Das Stück

Je 30 engagierte Spielerinnen und Spieler zwischen 8 und 80 Jahren, die abwechselnd auftreten und viele Menschen hinter den Kulissen wirken bei diesem in seiner Art einzigartigen Spektakel mit.

Treffpunkt ist die Marienkapelle am Ortsrand von Kirrweiler.  Von dort folgen die 50 Besucher den Spuren der Händler, die ihre Waren zum überzeitlichen Markt in der Ortsmitte tragen. Auf ihrer Zeitreise durch Weinberge, Pfade und Gassen um und in Kirrweiler, tauchen die Zuschauer direkt in historische Ereignisse ein. Es gibt keine Bühnen, keine Beleuchtung und keine Sitzplätze.

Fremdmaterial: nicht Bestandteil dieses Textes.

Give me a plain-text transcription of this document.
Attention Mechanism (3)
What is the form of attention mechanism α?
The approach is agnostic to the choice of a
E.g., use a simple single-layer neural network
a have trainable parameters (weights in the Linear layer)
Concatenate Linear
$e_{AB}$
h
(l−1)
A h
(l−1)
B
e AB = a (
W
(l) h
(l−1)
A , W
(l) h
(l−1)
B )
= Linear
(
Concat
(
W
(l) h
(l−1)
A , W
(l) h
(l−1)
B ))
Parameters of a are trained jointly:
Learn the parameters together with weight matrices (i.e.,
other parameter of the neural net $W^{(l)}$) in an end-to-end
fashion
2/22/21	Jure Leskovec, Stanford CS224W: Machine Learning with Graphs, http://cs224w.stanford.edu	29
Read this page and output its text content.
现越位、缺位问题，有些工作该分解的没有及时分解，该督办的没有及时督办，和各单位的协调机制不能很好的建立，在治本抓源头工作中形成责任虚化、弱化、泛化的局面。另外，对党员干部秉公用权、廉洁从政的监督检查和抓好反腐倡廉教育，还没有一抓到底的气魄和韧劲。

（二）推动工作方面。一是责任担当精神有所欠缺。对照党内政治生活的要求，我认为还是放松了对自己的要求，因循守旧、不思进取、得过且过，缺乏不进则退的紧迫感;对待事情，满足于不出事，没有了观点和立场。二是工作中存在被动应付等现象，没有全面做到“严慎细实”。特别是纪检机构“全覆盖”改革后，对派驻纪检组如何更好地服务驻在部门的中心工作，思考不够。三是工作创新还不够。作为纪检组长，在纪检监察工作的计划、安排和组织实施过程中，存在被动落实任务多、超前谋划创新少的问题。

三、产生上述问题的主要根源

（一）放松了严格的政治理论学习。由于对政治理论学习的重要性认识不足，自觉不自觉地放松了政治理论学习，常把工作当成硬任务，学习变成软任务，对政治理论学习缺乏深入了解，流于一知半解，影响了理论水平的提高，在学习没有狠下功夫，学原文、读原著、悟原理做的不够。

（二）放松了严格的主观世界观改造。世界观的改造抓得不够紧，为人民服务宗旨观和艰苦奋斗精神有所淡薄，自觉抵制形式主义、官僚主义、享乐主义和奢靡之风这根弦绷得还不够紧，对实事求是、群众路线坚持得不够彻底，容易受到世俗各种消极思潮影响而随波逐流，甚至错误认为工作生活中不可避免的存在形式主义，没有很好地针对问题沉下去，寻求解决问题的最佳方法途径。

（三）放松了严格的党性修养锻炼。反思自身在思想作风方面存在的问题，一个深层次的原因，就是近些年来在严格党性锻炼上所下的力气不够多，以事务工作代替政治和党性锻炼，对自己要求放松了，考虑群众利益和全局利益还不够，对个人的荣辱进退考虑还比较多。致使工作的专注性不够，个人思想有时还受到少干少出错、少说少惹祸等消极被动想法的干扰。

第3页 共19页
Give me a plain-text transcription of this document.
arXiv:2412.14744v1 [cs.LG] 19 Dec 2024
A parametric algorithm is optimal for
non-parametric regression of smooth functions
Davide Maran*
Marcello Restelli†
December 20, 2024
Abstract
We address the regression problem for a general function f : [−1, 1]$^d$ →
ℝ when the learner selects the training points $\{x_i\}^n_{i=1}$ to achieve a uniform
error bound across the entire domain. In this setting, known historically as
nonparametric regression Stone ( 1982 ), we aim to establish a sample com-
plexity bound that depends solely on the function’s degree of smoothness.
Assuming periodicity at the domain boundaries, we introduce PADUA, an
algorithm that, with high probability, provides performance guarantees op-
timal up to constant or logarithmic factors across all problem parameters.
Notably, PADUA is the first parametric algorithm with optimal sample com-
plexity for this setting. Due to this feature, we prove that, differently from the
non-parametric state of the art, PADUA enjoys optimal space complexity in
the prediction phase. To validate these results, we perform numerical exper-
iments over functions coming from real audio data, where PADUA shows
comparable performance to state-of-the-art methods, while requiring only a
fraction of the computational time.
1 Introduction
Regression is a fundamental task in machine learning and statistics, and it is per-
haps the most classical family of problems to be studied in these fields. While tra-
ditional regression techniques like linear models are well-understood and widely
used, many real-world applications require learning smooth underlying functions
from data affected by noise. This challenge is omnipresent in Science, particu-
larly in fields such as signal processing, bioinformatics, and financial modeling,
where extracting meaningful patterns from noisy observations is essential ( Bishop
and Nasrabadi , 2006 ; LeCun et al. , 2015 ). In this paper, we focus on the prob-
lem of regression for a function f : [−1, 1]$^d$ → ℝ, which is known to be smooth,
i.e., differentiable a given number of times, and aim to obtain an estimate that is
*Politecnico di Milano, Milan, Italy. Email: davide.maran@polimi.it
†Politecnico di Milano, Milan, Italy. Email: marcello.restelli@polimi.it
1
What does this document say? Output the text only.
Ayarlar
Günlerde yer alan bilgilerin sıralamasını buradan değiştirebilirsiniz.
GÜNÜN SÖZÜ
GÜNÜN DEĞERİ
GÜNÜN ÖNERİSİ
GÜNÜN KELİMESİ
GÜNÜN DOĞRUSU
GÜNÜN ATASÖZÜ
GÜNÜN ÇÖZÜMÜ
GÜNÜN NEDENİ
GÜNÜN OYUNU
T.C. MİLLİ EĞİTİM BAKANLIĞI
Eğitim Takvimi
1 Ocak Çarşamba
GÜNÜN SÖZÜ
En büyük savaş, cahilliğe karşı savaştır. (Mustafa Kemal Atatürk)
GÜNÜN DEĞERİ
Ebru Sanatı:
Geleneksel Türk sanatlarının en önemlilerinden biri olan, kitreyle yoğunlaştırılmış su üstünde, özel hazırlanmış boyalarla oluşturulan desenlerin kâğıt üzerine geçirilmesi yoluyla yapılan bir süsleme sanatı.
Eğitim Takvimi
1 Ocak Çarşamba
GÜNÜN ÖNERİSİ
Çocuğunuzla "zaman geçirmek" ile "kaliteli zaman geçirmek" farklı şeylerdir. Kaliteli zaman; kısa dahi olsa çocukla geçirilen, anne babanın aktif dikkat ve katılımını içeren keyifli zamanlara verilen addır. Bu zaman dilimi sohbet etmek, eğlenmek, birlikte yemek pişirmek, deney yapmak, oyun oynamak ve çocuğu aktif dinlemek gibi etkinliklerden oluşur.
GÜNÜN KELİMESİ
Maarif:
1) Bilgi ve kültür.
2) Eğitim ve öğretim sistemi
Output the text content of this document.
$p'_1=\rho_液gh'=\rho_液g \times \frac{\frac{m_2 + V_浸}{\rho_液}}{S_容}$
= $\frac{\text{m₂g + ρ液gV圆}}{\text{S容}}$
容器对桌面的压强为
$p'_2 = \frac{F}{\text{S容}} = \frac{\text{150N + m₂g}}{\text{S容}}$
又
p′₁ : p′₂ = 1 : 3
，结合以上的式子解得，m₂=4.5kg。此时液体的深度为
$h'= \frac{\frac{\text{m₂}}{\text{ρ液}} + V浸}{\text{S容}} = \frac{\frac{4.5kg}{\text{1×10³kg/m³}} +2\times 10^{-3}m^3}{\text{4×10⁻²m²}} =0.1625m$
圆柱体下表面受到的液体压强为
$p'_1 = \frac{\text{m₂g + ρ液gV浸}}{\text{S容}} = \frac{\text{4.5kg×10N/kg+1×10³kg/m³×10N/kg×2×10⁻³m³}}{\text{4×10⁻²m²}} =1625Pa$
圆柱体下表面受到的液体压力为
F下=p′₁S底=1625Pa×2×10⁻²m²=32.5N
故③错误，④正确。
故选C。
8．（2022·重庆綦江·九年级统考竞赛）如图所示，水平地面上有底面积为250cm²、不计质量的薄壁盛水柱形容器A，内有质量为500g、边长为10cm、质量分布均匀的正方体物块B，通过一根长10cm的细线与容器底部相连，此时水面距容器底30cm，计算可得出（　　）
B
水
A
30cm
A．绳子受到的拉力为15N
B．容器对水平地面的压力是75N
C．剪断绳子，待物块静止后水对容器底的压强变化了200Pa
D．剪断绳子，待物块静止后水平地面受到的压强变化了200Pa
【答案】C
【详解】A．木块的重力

An natürlichen Schauplätzen erleben die Zuschauer viele kleine Ereignisse und Szenen.

In einer Rebzeile brüstet sich der Erzbischof mit der großzügigen Verleihung der Marktrechte, während die Frondienst leistenden Bauern eine ganz andere Version der Geschichte zum Besten geben. Jüdische Händler nehmen die Zuschauer weiter mit auf ihrem Weg.

An der Stadtmauer hockt eine fette Gestalt, die Berge von Essen in sich hineinschaufelt, es ist die „Völlerei“, eine der sieben Todsünden. Bevor es in den Ort hineingeht erhalten die Besucher (Spiel)Geld, denn ab jetzt muss man für alles, was man sehen will, bezahlen.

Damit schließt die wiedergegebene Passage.